Léon dropped his eyes and flushed; he grumbled gently, ‘No, Michel, no; you've got me wrong—I wouldn't do that. I didn't think. I was a poor boy. Michel, does it look like that? I didn't know. Pardon me, my boy.' His immense murmur went on for a few minutes, and then Michel forgave him and the air was perfumed with the flowers of innocence for a while. But in a quarter of an hour Léon had become distrait and was blowing to himself, drumming on the table, looking at Alphendéry with cross eyes, silently humming and hawing. Presently he got up abruptly from the café table where they were sitting and said briskly, ‘Come on, let's walk, my boy—good for you.'

After five minutes' walk, Léon as suddenly declared for bed. Alphendéry had been in his room one minute when he heard Léon's door softly open and, opening his, he observed Léon, in war paint, fresh and perfumed for the fray, rush out into the night and the streets, hot for women.

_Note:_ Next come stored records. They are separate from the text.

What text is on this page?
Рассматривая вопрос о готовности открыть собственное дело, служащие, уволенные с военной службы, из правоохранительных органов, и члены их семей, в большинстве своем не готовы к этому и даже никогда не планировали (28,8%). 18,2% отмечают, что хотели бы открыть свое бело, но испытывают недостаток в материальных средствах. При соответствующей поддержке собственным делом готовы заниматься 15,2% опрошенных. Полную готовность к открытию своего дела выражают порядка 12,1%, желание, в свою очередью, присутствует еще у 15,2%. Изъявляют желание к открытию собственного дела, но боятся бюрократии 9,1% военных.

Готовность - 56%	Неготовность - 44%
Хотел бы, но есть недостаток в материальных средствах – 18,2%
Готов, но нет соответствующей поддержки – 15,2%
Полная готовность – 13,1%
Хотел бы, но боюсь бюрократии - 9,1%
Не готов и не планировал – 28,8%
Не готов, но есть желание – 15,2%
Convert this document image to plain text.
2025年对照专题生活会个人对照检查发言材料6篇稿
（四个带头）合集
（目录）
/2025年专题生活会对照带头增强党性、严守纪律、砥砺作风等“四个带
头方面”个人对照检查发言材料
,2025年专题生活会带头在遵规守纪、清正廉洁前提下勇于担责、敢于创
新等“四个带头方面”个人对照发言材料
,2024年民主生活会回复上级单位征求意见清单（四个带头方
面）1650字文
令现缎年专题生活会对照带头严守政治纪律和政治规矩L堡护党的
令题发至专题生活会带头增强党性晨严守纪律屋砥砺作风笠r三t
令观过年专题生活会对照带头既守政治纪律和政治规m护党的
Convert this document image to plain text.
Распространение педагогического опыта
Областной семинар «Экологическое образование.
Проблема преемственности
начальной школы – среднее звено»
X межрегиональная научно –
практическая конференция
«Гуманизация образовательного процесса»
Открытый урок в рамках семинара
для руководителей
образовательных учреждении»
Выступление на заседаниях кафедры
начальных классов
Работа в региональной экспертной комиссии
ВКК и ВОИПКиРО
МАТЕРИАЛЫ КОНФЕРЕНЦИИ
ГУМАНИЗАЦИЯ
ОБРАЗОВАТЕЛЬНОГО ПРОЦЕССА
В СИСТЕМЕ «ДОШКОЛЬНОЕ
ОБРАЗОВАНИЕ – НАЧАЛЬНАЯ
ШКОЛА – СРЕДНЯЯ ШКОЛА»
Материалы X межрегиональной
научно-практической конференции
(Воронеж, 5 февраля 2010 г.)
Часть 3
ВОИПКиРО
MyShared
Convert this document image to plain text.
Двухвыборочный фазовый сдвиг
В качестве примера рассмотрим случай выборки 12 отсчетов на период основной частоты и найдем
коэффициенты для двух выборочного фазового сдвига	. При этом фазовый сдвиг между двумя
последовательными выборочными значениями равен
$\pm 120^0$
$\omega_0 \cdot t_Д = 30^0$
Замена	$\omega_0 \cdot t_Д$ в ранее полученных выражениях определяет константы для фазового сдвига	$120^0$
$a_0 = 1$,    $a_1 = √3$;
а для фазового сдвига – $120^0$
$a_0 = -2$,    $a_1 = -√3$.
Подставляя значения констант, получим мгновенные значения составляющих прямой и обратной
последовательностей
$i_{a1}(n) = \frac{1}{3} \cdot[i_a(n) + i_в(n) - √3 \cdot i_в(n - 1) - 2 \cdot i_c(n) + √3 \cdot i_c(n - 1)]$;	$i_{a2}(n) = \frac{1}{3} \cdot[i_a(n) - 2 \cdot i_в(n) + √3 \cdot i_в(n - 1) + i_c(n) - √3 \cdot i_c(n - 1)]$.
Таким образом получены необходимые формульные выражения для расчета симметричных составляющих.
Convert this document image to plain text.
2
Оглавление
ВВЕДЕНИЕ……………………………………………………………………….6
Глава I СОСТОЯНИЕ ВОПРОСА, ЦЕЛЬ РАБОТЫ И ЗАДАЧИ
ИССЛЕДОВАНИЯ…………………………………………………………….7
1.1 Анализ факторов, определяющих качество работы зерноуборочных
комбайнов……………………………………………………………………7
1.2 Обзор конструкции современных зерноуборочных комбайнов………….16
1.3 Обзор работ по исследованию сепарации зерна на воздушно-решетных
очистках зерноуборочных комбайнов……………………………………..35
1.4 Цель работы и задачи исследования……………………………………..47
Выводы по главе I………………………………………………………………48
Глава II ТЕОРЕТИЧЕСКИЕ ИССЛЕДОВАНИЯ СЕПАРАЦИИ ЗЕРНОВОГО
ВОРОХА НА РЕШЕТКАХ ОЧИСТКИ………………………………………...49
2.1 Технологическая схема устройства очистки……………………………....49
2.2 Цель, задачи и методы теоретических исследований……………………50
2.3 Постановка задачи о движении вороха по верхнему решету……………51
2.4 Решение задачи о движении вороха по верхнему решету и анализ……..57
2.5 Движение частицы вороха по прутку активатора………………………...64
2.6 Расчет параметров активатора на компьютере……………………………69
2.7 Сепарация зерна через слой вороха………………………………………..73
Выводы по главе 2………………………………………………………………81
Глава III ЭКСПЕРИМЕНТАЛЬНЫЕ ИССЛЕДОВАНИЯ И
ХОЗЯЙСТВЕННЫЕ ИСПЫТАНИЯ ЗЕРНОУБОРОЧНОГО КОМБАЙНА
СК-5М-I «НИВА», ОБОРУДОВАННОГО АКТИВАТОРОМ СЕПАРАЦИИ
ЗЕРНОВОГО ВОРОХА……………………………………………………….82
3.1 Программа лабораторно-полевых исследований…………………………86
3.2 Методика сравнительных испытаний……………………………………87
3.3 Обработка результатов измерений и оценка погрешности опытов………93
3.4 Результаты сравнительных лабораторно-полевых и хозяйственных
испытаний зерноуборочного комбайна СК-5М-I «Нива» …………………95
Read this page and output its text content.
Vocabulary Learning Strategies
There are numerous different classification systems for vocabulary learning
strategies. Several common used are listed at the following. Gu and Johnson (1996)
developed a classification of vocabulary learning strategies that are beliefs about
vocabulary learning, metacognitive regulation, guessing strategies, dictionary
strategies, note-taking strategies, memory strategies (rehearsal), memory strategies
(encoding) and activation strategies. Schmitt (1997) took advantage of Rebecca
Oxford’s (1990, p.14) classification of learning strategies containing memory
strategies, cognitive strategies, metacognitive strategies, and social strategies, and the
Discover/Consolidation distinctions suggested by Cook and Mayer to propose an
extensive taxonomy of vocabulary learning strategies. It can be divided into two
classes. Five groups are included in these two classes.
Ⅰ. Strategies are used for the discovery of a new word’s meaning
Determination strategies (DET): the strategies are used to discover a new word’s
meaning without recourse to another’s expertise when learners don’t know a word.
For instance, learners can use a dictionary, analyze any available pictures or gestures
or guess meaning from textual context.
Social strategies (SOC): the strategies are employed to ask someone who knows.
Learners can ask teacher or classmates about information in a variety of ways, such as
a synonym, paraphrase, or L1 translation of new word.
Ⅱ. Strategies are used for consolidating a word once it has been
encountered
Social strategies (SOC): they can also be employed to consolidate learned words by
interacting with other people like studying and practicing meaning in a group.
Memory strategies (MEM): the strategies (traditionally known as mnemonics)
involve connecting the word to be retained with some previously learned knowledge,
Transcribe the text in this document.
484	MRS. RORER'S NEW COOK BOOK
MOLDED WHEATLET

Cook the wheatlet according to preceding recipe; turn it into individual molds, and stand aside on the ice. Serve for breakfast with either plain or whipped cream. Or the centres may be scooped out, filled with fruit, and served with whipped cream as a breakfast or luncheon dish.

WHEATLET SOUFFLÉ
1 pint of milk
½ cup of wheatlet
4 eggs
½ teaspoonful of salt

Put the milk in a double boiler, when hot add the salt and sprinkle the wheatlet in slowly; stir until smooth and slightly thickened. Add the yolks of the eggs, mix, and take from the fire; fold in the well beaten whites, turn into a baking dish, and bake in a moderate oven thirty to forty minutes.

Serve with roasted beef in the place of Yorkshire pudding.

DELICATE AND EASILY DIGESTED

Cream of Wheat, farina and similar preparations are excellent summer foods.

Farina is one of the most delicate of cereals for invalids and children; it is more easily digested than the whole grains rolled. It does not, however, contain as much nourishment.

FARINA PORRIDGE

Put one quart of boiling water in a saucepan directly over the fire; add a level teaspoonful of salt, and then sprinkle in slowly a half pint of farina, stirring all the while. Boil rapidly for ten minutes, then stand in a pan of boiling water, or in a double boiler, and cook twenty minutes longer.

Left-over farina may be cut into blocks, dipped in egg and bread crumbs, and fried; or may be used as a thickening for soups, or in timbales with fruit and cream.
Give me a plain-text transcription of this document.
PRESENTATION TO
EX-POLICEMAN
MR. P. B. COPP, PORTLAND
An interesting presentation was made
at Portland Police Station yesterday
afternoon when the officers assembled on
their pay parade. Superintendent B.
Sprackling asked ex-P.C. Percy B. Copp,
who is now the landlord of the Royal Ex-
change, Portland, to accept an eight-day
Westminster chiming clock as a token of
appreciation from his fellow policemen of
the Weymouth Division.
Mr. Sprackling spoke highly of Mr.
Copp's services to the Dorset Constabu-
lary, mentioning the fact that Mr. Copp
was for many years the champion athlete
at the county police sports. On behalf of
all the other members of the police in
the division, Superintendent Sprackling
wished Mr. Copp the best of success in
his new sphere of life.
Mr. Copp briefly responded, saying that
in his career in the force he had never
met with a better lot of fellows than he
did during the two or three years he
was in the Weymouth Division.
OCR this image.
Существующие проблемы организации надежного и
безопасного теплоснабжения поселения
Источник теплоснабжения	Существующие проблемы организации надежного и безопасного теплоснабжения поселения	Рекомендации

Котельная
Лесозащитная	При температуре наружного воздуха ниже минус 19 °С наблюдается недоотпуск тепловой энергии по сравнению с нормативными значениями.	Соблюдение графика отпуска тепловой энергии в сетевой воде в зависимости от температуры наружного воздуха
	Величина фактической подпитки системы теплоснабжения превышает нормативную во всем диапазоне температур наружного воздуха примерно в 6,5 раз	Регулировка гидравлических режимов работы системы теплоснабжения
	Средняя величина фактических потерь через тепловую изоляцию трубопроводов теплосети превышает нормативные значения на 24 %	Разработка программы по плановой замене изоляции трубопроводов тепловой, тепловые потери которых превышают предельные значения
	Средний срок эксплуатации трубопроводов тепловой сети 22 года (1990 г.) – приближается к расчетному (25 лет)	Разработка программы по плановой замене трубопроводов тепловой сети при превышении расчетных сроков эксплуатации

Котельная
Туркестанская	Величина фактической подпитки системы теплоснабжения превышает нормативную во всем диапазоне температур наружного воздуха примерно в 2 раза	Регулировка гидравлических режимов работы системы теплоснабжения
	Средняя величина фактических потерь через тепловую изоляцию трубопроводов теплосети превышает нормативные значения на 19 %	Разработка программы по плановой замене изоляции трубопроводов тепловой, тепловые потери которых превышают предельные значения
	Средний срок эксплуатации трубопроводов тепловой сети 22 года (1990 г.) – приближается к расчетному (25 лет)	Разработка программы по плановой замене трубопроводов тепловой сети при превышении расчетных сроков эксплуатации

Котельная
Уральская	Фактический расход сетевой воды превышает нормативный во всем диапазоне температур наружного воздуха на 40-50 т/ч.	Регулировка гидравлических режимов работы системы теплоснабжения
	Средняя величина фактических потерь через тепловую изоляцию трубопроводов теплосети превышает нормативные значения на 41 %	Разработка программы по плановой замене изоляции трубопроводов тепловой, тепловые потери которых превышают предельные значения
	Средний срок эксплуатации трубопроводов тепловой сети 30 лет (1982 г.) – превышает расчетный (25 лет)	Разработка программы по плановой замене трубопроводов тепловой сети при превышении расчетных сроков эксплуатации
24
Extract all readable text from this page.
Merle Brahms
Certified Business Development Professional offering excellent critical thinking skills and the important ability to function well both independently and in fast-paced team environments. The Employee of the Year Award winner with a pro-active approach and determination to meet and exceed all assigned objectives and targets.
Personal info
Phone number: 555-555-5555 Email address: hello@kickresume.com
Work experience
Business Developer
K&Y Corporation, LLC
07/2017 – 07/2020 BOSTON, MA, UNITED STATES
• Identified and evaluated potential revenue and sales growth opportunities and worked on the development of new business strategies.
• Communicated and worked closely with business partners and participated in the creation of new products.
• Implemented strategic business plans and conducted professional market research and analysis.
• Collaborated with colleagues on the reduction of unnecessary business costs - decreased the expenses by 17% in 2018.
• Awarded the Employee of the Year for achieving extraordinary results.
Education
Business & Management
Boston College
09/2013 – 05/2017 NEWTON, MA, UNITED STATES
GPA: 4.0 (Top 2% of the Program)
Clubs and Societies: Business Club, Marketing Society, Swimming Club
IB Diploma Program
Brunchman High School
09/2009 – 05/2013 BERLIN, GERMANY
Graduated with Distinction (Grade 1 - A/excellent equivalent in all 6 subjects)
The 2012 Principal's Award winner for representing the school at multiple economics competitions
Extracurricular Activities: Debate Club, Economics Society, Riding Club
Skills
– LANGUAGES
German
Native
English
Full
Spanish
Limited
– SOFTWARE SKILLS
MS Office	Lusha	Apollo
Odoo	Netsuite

He sat down in his room and knotted his handkerchief. ‘Which is better, the quicksands or the—quicksands or the—quicksands, the quicksands or the volcano: the volcano? Jules is the quicksands, Léon the volcano. Can I stand—why don't I strike out for myself—Jean said, Jean said, “It's time you cut the painter and—”cut the painter and—“cast off and—joined us. Too much wedded to luxury.” And what luxury? The luxury of being hounded to death by madmen. Mad egotists. His political secretary. Ghost! My life's a ghost's life. My tombstone. Here lies Heinrich Heine, poet and freeman. Here lies Michel Alphendéry, twenty-five per cent capital levy. R.I.P. Or, Michel Alphendéry: he sold short. R.I.P. Unwept, unhonored, and unsung. No. Professional lion tamer. No. “Political, literary, social”—h'm, social amenities. Running electors in Léon's car to the polls—to the polls—fat chance, chance. No.' He took out of his pockets the notes Léon had shouted to him in the restaurant.
‘

We are in a vicious circle: how can we cut the Gordian knot? Despite the fact that the—

' He murmured,
‘
“A vicious circle,” I should say, I should say—ha. No more. I must have peace before I die …'

* * *

Scene Fifty-one: All About the Lord

W
hen Alphendéry got back from coffee, Jacques Manray hailed him, ‘Mr. Schicklgrüber's here and is looking for you. He's in Mr. Bertillon's office.'

Alphendéry's face lightened. He became jovial and hurried upstairs.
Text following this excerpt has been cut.